The law provides fixed tenures to certain functionaries so that they can conduct their assigned role fearlessly. It has not happened because the politicians know how to work around it and there are people available and willing to do their bidding. Therefore, Parliament may pass any law that it pleases to but the objective will only be achieved if the appointees have the spine to resist governments pressure and remain steadfast in achieving the objective. What we have seen so far is that this depends on the linkage between the appointing authority and the appointee. Finance Minister Dar enjoys his powers because of his strong relationship with Prime Minister Mian Nawaz Sharif. The law gives the powers to the PM. The Finance Minister’s relationship with PM needs to be: “When FM says ‘No’ PM needs to understand that this ‘No’ is in his and his government’s best interest and also in the interest of the country”. This is the key to success or failure of a policy in a country like ours.

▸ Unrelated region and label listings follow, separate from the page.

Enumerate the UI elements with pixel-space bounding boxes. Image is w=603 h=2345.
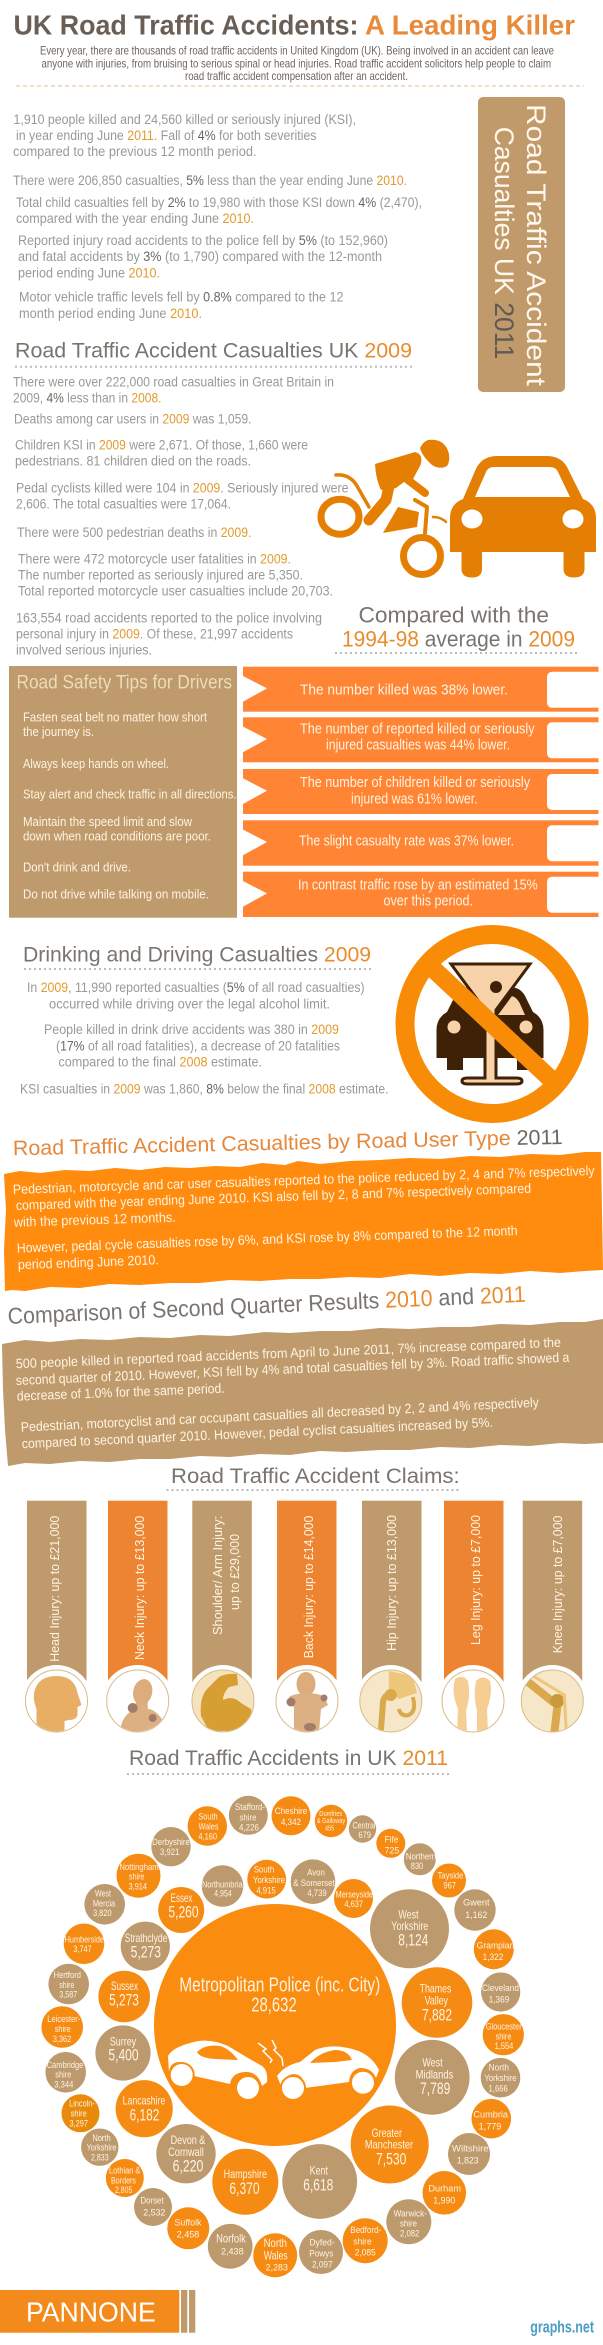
- claim: knee injury: [520, 1500, 584, 1732]
- bubble: Staffordshire: [229, 1796, 268, 1835]
- tips list: Stay alert and check traffic in all directions.: [23, 787, 236, 802]
- bubble: Strathclyde: Strathclyde: [125, 1931, 168, 1945]
- bubble: Strathclyde: [121, 1922, 170, 1971]
- bubble: Cambridgeshire: Cambridge: [47, 2060, 83, 2071]
- bubble: West Yorkshire: [370, 1889, 449, 1968]
- bubble: Lothian and Borders: Lothian &: [109, 2166, 141, 2177]
- text block: 2009 statistics: There were over 222,000 road casualties in Great Britain in: [13, 375, 334, 390]
- panel: road safety tips: [9, 666, 237, 918]
- bubble: South Wales: Wales: [198, 1821, 219, 1832]
- panel: vertical title: Road Traffic Accident: [521, 104, 551, 387]
- text block: 2009 statistics: [13, 375, 348, 657]
- heading: compared with 1994-98: [342, 602, 575, 652]
- bubble: Hampshire: 6,370: [229, 2179, 260, 2198]
- icon part: car: [450, 456, 596, 578]
- tips list: Do not drive while talking on mobile.: [23, 886, 209, 901]
- bubble: Lothian and Borders: 2,805: [115, 2185, 132, 2196]
- panel: second quarter comparison: [2, 1319, 603, 1466]
- bubble: Northern: 830: [411, 1861, 423, 1872]
- bubble: Devon and Cornwall: [156, 2124, 216, 2183]
- bubble: Central: 679: [358, 1830, 371, 1841]
- bubble: Lincolnshire: 3,297: [69, 2119, 88, 2130]
- bubble: Grampian: 1,322: [483, 1952, 503, 1963]
- bubble: Bedfordshire: [343, 2218, 388, 2263]
- bubble: South Yorkshire: South: [254, 1865, 274, 1876]
- bubble: Lincolnshire: Lincoln-: [69, 2099, 95, 2110]
- bubble: Grampian: Grampian: [477, 1941, 514, 1952]
- claim: shoulder and arm injury: up to £29,000: [227, 1534, 242, 1610]
- text block: drinking and driving: In 2009, 11,990 reported casualties (5% of all road casualties): [27, 980, 365, 995]
- bubble: West Midlands: Midlands: [416, 2067, 453, 2081]
- bubble: Avon and Somerset: Avon: [307, 1867, 325, 1878]
- bubble: Wiltshire: 1,823: [457, 2156, 479, 2167]
- footer logo: PANNONE: PANNONE: [26, 2297, 156, 2328]
- bubble: Warwickshire: 2,082: [400, 2229, 419, 2240]
- heading: claims: Road Traffic Accident Claims:: [171, 1465, 460, 1488]
- bubble: North Yorkshire (left): 2,833: [91, 2152, 109, 2163]
- bubble: Sussex: Sussex: [111, 1979, 138, 1993]
- claim: leg injury: Leg Injury: up to £7,000: [468, 1515, 483, 1645]
- bubble: Warwickshire: [386, 2199, 431, 2244]
- bubble: Northumbria: Northumbria: [202, 1880, 243, 1891]
- bubble: North Wales: Wales: [264, 2248, 288, 2262]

Similarly, Governor SBP needs to either enjoy the confidence of the real repository of power or can choose to go home. Both SBP governors Syed Salim Raza and Shahid H. Kardar opted to go home before completing their terms in office because of lack of confidence in them was expressed by the then President, Asif Ali Zardari. Their Deputy Governor Yasin Anwar, was elevated by Zardari; he also relinquished his charge prematurely as the new government of PML (N) found him inadequate for the job. Only Dr Ishrat Husain completed his two terms in office as Governor of the Central Bank because Pervez Musharraf not only liked his advice but also found him sound for the job. This just goes to prove that the strength of a relationship between the appointing authority and the appointee prevails in this country and not the SBP Act. This is indeed sad. The notion that a change in the SBP Act would bring about a change in governmental attitude is patently wrong. The existing law gives SBP autonomy and not independence. Autonomy means having financial and administrative powers to act within the system where rule of law and not whims or desires prevail. The Federal Reserve acted to save the financial system in the US. So has the European Central Bank. The Governor of Bank of Japan’s thinking is in line with Prime Minister Shinto Abe’s economic vision. Hard thoughts are needed prior to appointment of the Central Bank Governor and there should not be any second guessing afterwards. Fiscal & Monetary Co-ordination Board is meant for co-ordinating economic policy by both arms of the state under the Chairmanship of the Finance Minister.